Seattle enters the 2022-23 offseason in need of the star they’ve long passed on adding.

Championship Series - Philadelphia Phillies v San Diego Padres - Game Two Photo by Harry How/Getty Images

For the Seattle Mariners, the winter after the 2018 season was the one that set the stage for this year’s success. They began the “step-back” rebuild, trading off Robinson Canó, Edwin Díaz, James Paxton, Jean Segura, Mike Zunino, and many more big leaguers. The front office did not fully rip the gold fillings from the teeth of the 2018 club, holding onto Mitch Haniger, Marco Gonzales, and Kyle Seager, but the decision was clear: the club was going younger, cheaper, and hoping that the young players brought in through the trades would help shorten the time frame of misery and losing.

That meant a dire 2019 and a difficult 2020 hidden in the gift of a shortened season. It also meant Seattle opted out of the sweepstakes for the two most talented young free agents since Alex Rodriguez, showing no interest in competing for the services of then-26-year-olds Bryce Harper and Manny Machado. The superstars secured hefty contracts that have quickly proven bargains. Harper has continued to perform at a superstar level, winning an MVP award in 2021 and leading the Phillies to at least the NLCS this year in helping Philadelphia break their own decade-long playoff drought.

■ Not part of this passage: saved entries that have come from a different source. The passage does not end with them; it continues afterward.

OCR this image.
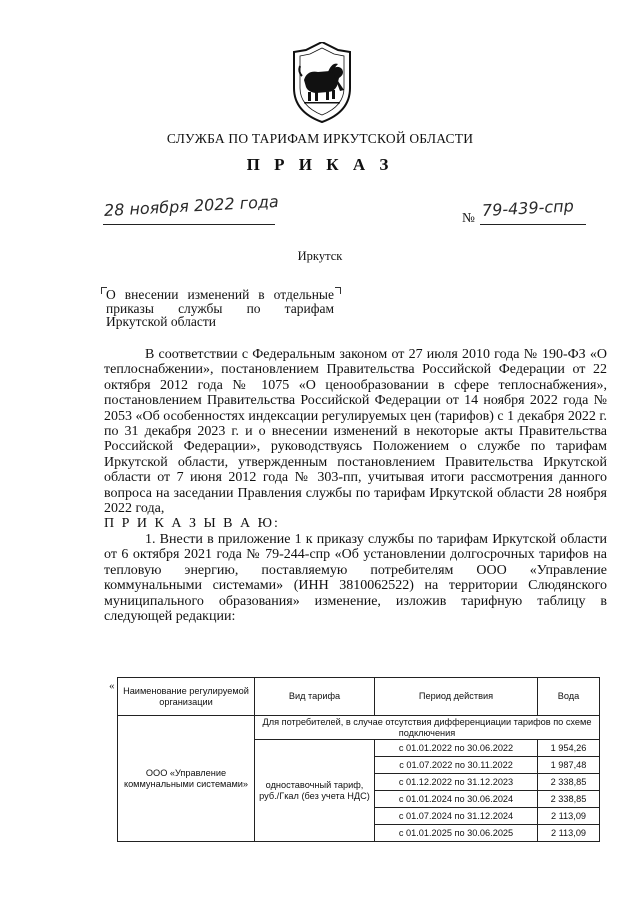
СЛУЖБА ПО ТАРИФАМ ИРКУТСКОЙ ОБЛАСТИ
П Р И К А З
28 ноября 2022 года	№ 79-439-спр
Иркутск
О внесении изменений в отдельные приказы службы по тарифам Иркутской области

В соответствии с Федеральным законом от 27 июля 2010 года № 190-ФЗ «О теплоснабжении», постановлением Правительства Российской Федерации от 22 октября 2012 года № 1075 «О ценообразовании в сфере теплоснабжения», постановлением Правительства Российской Федерации от 14 ноября 2022 года № 2053 «Об особенностях индексации регулируемых цен (тарифов) с 1 декабря 2022 г. по 31 декабря 2023 г. и о внесении изменений в некоторые акты Правительства Российской Федерации», руководствуясь Положением о службе по тарифам Иркутской области, утвержденным постановлением Правительства Иркутской области от 7 июня 2012 года № 303-пп, учитывая итоги рассмотрения данного вопроса на заседании Правления службы по тарифам Иркутской области 28 ноября 2022 года,

П Р И К А З Ы В А Ю:

1. Внести в приложение 1 к приказу службы по тарифам Иркутской области от 6 октября 2021 года № 79-244-спр «Об установлении долгосрочных тарифов на тепловую энергию, поставляемую потребителям ООО «Управление коммунальными системами» (ИНН 3810062522) на территории Слюдянского муниципального образования» изменение, изложив тарифную таблицу в следующей редакции:

« Наименование регулируемой организации	Вид тарифа	Период действия	Вода
ООО «Управление коммунальными системами»	Для потребителей, в случае отсутствия дифференциации тарифов по схеме подключения		
	одноставочный тариф, руб./Гкал (без учета НДС)	с 01.01.2022 по 30.06.2022	1 954,26
		с 01.07.2022 по 30.11.2022	1 987,48
		с 01.12.2022 по 31.12.2023	2 338,85
		с 01.01.2024 по 30.06.2024	2 338,85
		с 01.07.2024 по 31.12.2024	2 113,09
		с 01.01.2025 по 30.06.2025	2 113,09
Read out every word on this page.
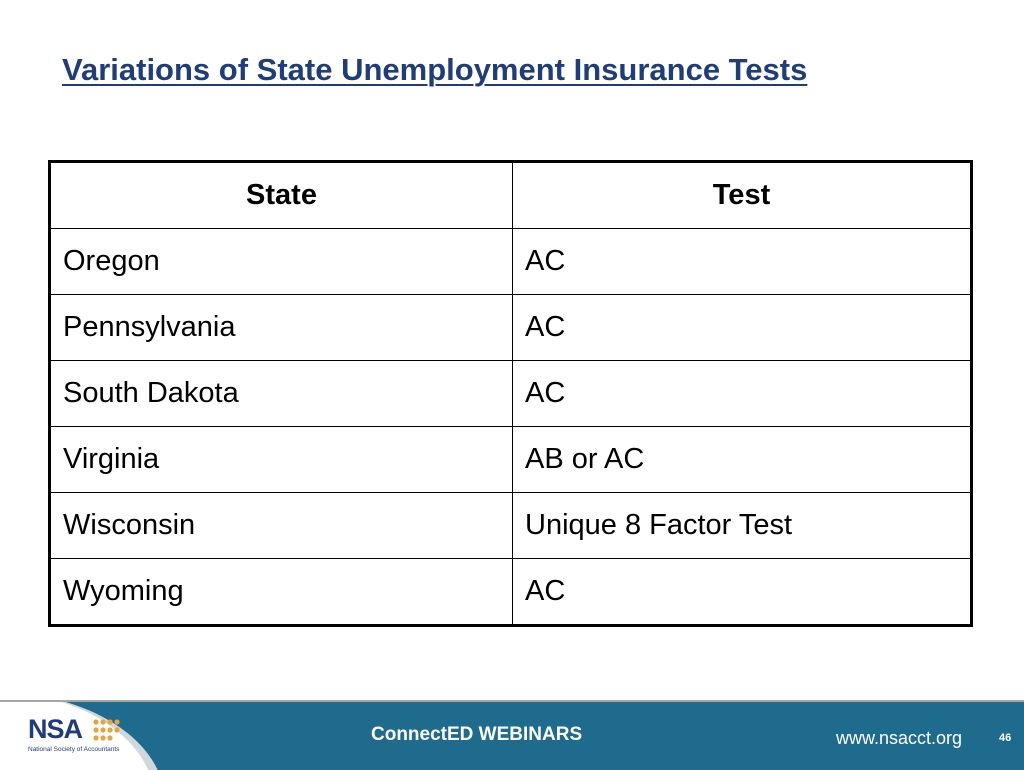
Variations of State Unemployment Insurance Tests
State	Test
Oregon	AC
Pennsylvania	AC
South Dakota	AC
Virginia	AB or AC
Wisconsin	Unique 8 Factor Test
Wyoming	AC
NSA
National Society of Accountants
ConnectED WEBINARS	www.nsacct.org	46
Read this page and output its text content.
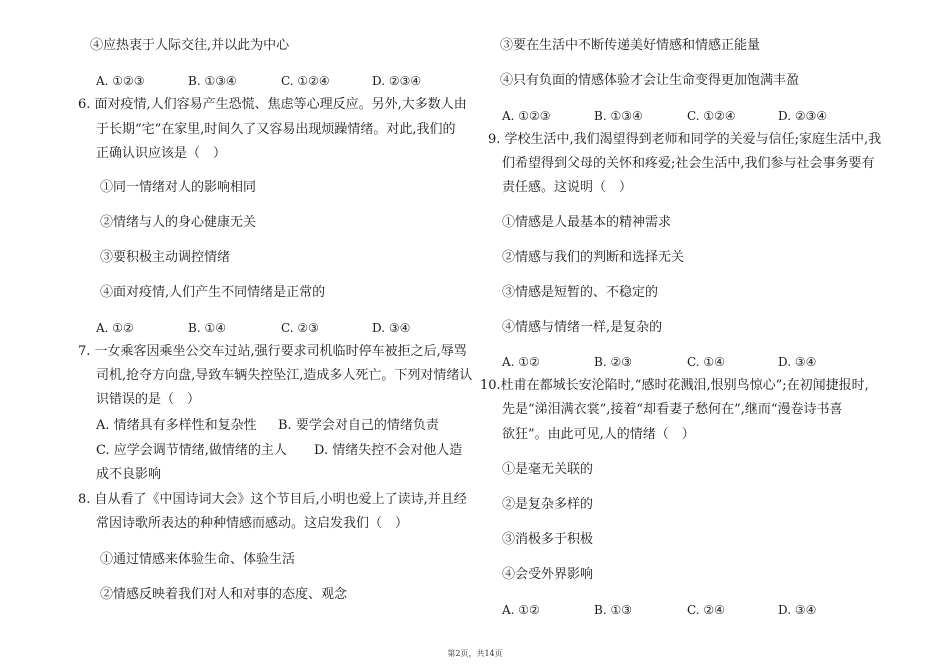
④应热衷于人际交往,并以此为中心
A. ①②③	B. ①③④	C. ①②④	D. ②③④
6. 面对疫情,人们容易产生恐慌、焦虑等心理反应。另外,大多数人由
于长期“宅”在家里,时间久了又容易出现烦躁情绪。对此,我们的
正确认识应该是（　）
①同一情绪对人的影响相同
②情绪与人的身心健康无关
③要积极主动调控情绪
④面对疫情,人们产生不同情绪是正常的
A. ①②	B. ①④	C. ②③	D. ③④
7. 一女乘客因乘坐公交车过站,强行要求司机临时停车被拒之后,辱骂
司机,抢夺方向盘,导致车辆失控坠江,造成多人死亡。下列对情绪认
识错误的是（　）
A. 情绪具有多样性和复杂性 B. 要学会对自己的情绪负责
C. 应学会调节情绪,做情绪的主人 D. 情绪失控不会对他人造
成不良影响
8. 自从看了《中国诗词大会》这个节目后,小明也爱上了读诗,并且经
常因诗歌所表达的种种情感而感动。这启发我们（　）
①通过情感来体验生命、体验生活
②情感反映着我们对人和对事的态度、观念
③要在生活中不断传递美好情感和情感正能量
④只有负面的情感体验才会让生命变得更加饱满丰盈
A. ①②③	B. ①③④	C. ①②④	D. ②③④
9. 学校生活中,我们渴望得到老师和同学的关爱与信任;家庭生活中,我
们希望得到父母的关怀和疼爱;社会生活中,我们参与社会事务要有
责任感。这说明（　）
①情感是人最基本的精神需求
②情感与我们的判断和选择无关
③情感是短暂的、不稳定的
④情感与情绪一样,是复杂的
A. ①②	B. ②③	C. ①④	D. ③④
10.杜甫在都城长安沦陷时,“感时花溅泪,恨别鸟惊心”;在初闻捷报时,
先是“涕泪满衣裳”,接着“却看妻子愁何在”,继而“漫卷诗书喜
欲狂”。由此可见,人的情绪（　）
①是毫无关联的
②是复杂多样的
③消极多于积极
④会受外界影响
A. ①②	B. ①③	C. ②④	D. ③④
第2页，共14页
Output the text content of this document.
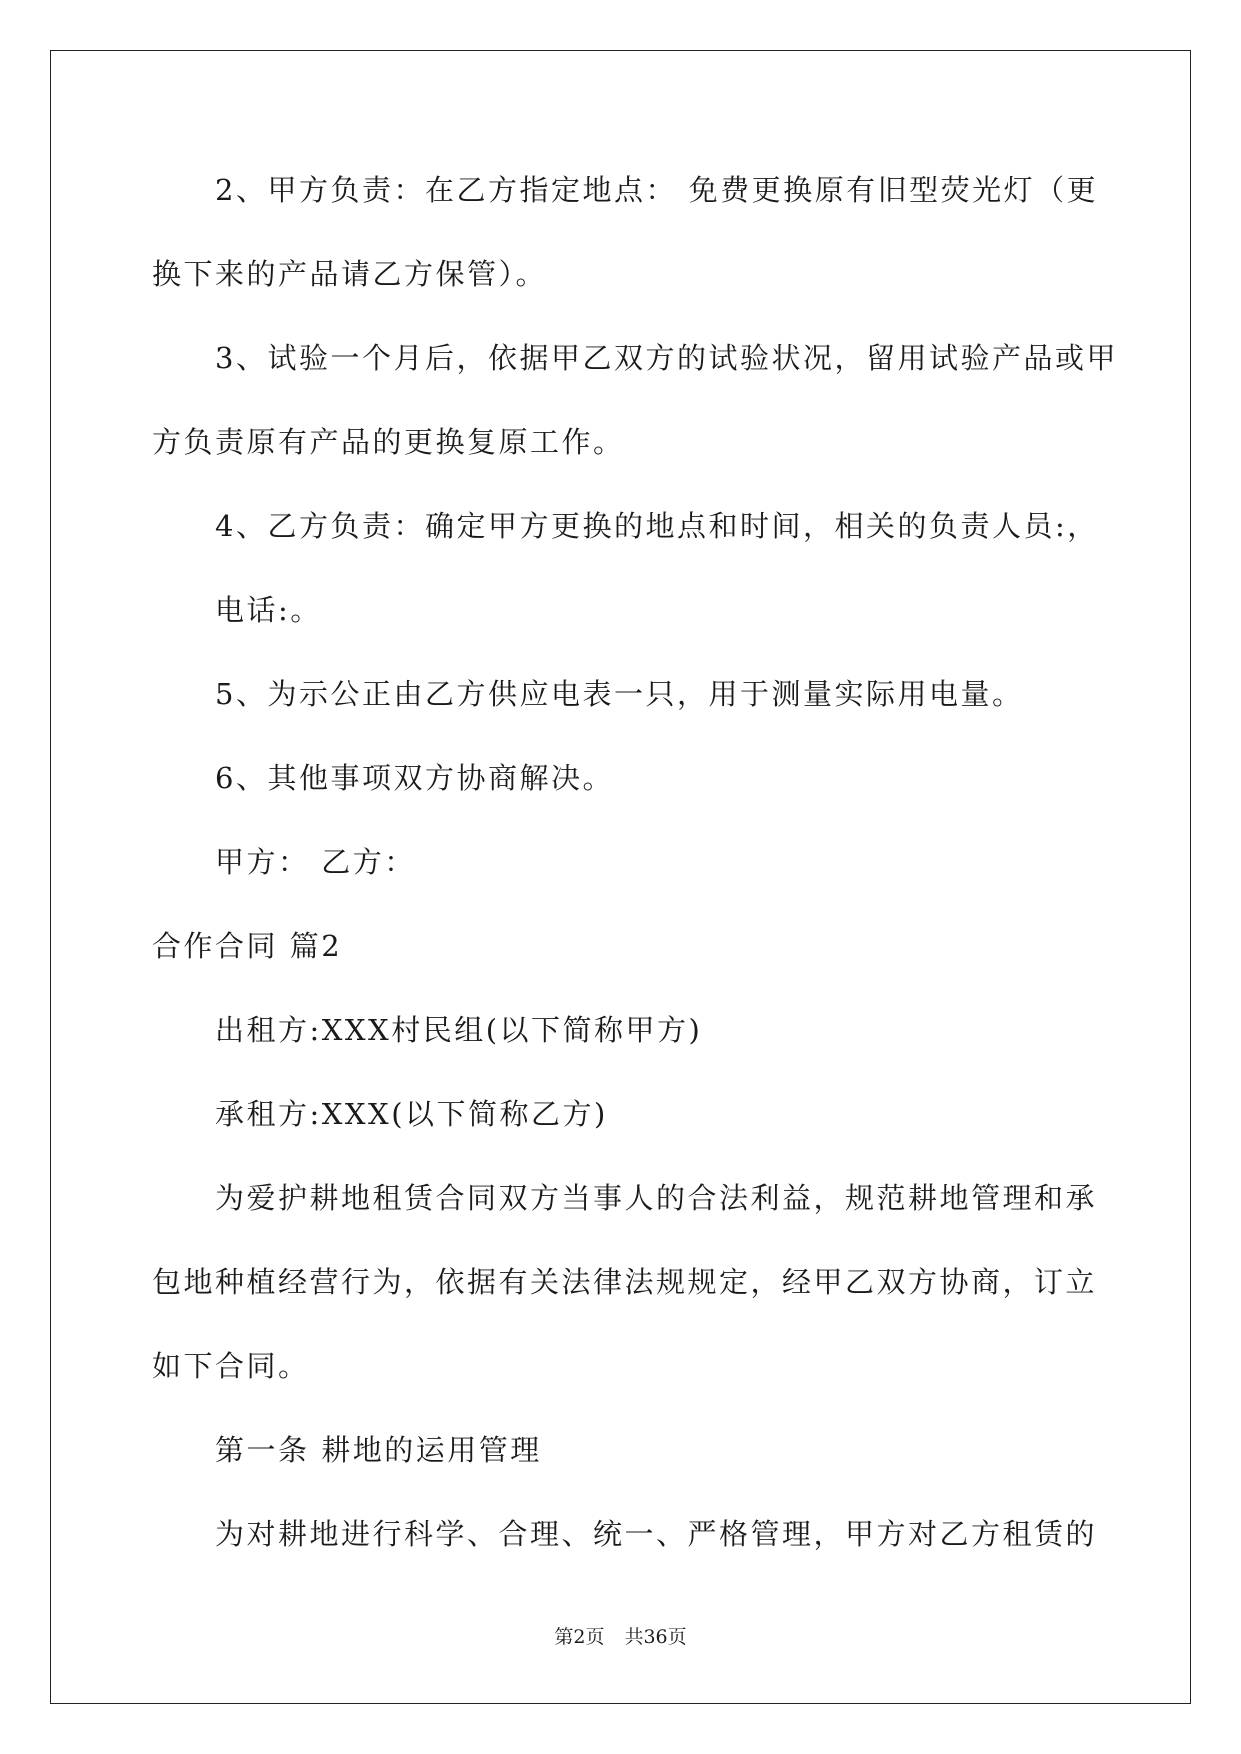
2、甲方负责：在乙方指定地点： 免费更换原有旧型荧光灯（更
换下来的产品请乙方保管）。
3、试验一个月后，依据甲乙双方的试验状况，留用试验产品或甲
方负责原有产品的更换复原工作。
4、乙方负责：确定甲方更换的地点和时间，相关的负责人员:，
电话:。
5、为示公正由乙方供应电表一只，用于测量实际用电量。
6、其他事项双方协商解决。
甲方： 乙方：
合作合同 篇2
出租方:XXX村民组(以下简称甲方)
承租方:XXX(以下简称乙方)
为爱护耕地租赁合同双方当事人的合法利益，规范耕地管理和承
包地种植经营行为，依据有关法律法规规定，经甲乙双方协商，订立
如下合同。
第一条 耕地的运用管理
为对耕地进行科学、合理、统一、严格管理，甲方对乙方租赁的
第2页 共36页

Machado has led the Padres to two playoff appearances in four years in San Diego, with three years of MVP ballot inclusions and a 2022 that will likely earn him his second top-3 finish. Both players will be in their age-30 seasons in 2023, the same age or younger than most of the big names who will hit free agency after the World Series concludes later this month. Seattle can’t go back and acquire either player, even as having an ownership group with the desire to win at a level to make such an investment would have had obvious impacts on the 2021 and 2022 seasons, much less going forward.

Fortunately, the 2022-23 offseason provides the M’s with a chance to make an impact addition near that caliber once more, hopefully with the will to spend necessary. I do not expect the Mariners to sign Aaron Judge - though I would not complain - but I do anticipate them signing one of the major four shortstops expected to hit free agency. Any of Trea Turner (30 in 2023), Carlos Correa (28), Xander Bogaerts (30), or Dansby Swanson (29) (in that order, for me) will require significant financial investiture over a long period of time.

The M’s have encouragingly said the right things recently about prioritizing a massive upgrade up the middle. They need look no further than the title contenders carried by their stars in the NLCS to see why they should prioritize adding stars to a 90-win roster. Sure, both clubs were underdogs still to make it this far, expected to fall to the Atlanta Braves and Los Angeles Dodgers respectively. But that is all the more reason for the M’s to strive to bolster themselves dramatically, knowing that the Houston Astros and New York Yankees will continue to hold sway over the American League until someone knocks them off with force. Seattle can be that cannonball, they simply need the resolve to take aim and fire.